Kiwi family's mercy mission for Myanmar

By Edward Gay

While the world's hopes are pinned on an international political resolution to the situation in Myanmar, one Kiwi family is heading to the Thailand border to help.

Stuart and Ruth Corlett, along with their three children, flew out of New Zealand yesterday to help in one of the many refugee camps on the Thailand border with Myanmar.

They are working with an organisation which runs orphanages, emergency relief and development programmes on the Thai boarder.

But as to what kind of role they will play, they're not 100 per cent sure.

Mr Corlett's background is in pharmacy. "I'm 90 per cent sure mine will be medical. There's a huge medical need," Mr Corlett said.

Ruth is an English as a second language teacher and could work in one of the orphanage schools while their three children, aged between eight and eleven, will attend an international school.

The family have spent the last seven years in Thailand and have been in constant contact with people in Partners, the non-governmental organisation running the programmes.

Mr Corlett said the family is well aware of the situation on the border.

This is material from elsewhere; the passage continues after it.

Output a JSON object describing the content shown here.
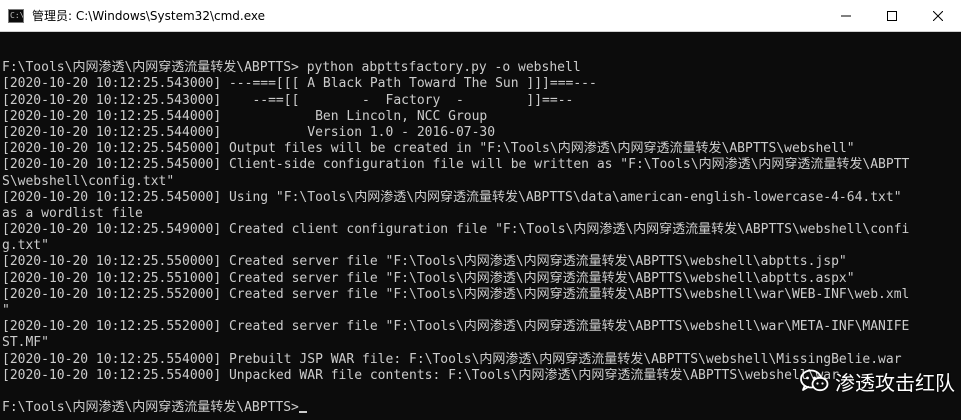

"There was a girl about six years old who was found living with the pigs by one of the members of the relief teams. Her village had been destroyed and everyone was killed. Partners found the girl and took her to an orphanage," Mr Corlett said.

Partners supports another NGO - the Free Burma Rangers - who cross the border to perform emergency surgery in the bush.

Mr Corlett said the operations range from extracting bullets, to emergency amputations after land mines are stepped on.

He said Partners' role is two-fold. It has it's own operations on the boarder, providing help to the people fleeing Myanmar, while also raising awareness about their situation around the world.

Mr Corlett said the New Zealand government also has a role given the links between China and the military junta in Myanmar.

"New Zealand is looking at a fair trade agreement with China but the government needs to take another look," he said.

He said New Zealand has made a stand against nuclear testing in the past and Apartheid in South Africa. The situation in Myanmar is no different.

The Corletts plan on setting up a branch of Partners in New Zealand. There are already branches in Australia, Canada, Norway and the United Kingdom.